Beale Street: Forget Times Square and Dick Clark on New Year's Eve -- this is true party central with a soul. As the nightlife surges down the three blocks making up the main artery of Beale Street, the energy doesn't abate if you decide to take a trip into one of the night clubs. OK, so there's Hard Rock Cafe and there's Dick's Last Resort, which means that the national chains have arrived. Play the reverse psychology mojo card, and duck into a dark, cavernous dive for the sweetest blues you will ever hear. Don't worry if the Hurricanes can't seem to stop appearing in your hand -- the Harley-Davidson riders at the end of the strip will keep you in check.
BBQ: At the Pig-N-Whistle Barbeque Restaurant (7144 Winchester Road), the beef ribs are so huge, you'll need both hands to grapple with them. At Corky's (see entry in this journal), they bring you a new glass of home-made lemonade even before you've made it past a third of your gigantic first glass. Too much of a good thing is not enough of a good thing. Yes, the waitresses are loud and friendly, too.
The Peabody Hotel: Historian David Cohn once said, "The Mississippi Delta begins in the lobby of the Peabody Hotel... If you stand near its fountain in the middle of the lobby... you will see everybody who is anybody in the Delta..." The opulence rivals top hotels in the country, but top this: the twice-daily Duck March where mallards strut from their Plantation Roof residence to frolick in the lobby fountain, to the music of John Philip Sousa (11am). The parade begins again at 5pm, when the ducks return to their roost. A NYC-style deli and a French restaurant in the south? Yep.

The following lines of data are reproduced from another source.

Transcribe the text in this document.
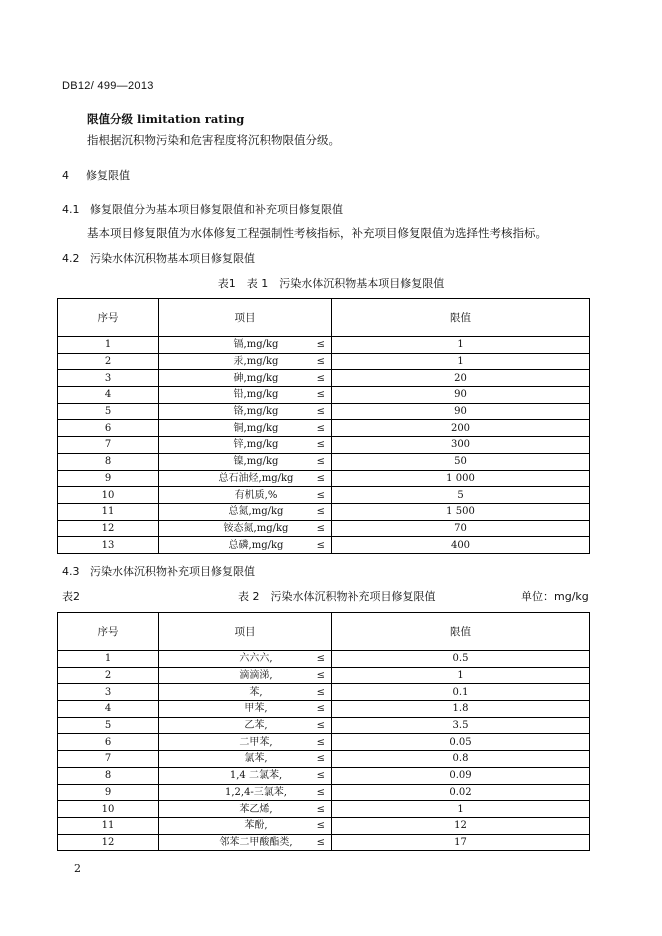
DB12/ 499—2013
限值分级 limitation rating
指根据沉积物污染和危害程度将沉积物限值分级。
4 修复限值
4.1 修复限值分为基本项目修复限值和补充项目修复限值
基本项目修复限值为水体修复工程强制性考核指标，补充项目修复限值为选择性考核指标。
4.2 污染水体沉积物基本项目修复限值
表1　表 1　污染水体沉积物基本项目修复限值
序号	项目	限值
1	镉,mg/kg ≤	1
2	汞,mg/kg ≤	1
3	砷,mg/kg ≤	20
4	铅,mg/kg ≤	90
5	铬,mg/kg ≤	90
6	铜,mg/kg ≤	200
7	锌,mg/kg ≤	300
8	镍,mg/kg ≤	50
9	总石油烃,mg/kg ≤	1 000
10	有机质,% ≤	5
11	总氮,mg/kg ≤	1 500
12	铵态氮,mg/kg ≤	70
13	总磷,mg/kg ≤	400
4.3 污染水体沉积物补充项目修复限值
表2	表 2　污染水体沉积物补充项目修复限值	单位：mg/kg
序号	项目	限值
1	六六六, ≤	0.5
2	滴滴涕, ≤	1
3	苯, ≤	0.1
4	甲苯, ≤	1.8
5	乙苯, ≤	3.5
6	二甲苯, ≤	0.05
7	氯苯, ≤	0.8
8	1,4 二氯苯, ≤	0.09
9	1,2,4-三氯苯, ≤	0.02
10	苯乙烯, ≤	1
11	苯酚, ≤	12
12	邻苯二甲酸酯类, ≤	17
2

Of course, like any other thriving city, Memphis is not immune to gentrification. Mud Island is a peculiar little enclave that houses the new school bourgeoisie of the city -- neat condos arranged symmetrically, surrounded by faux sand volleyball patches and clay tennis courts. The white wash, the well-manicured lawns and the gym seem to belong to an alien city -- perhaps that is why the area is separated from the Memphis mainland, and quaratined to its own insular neighborhood.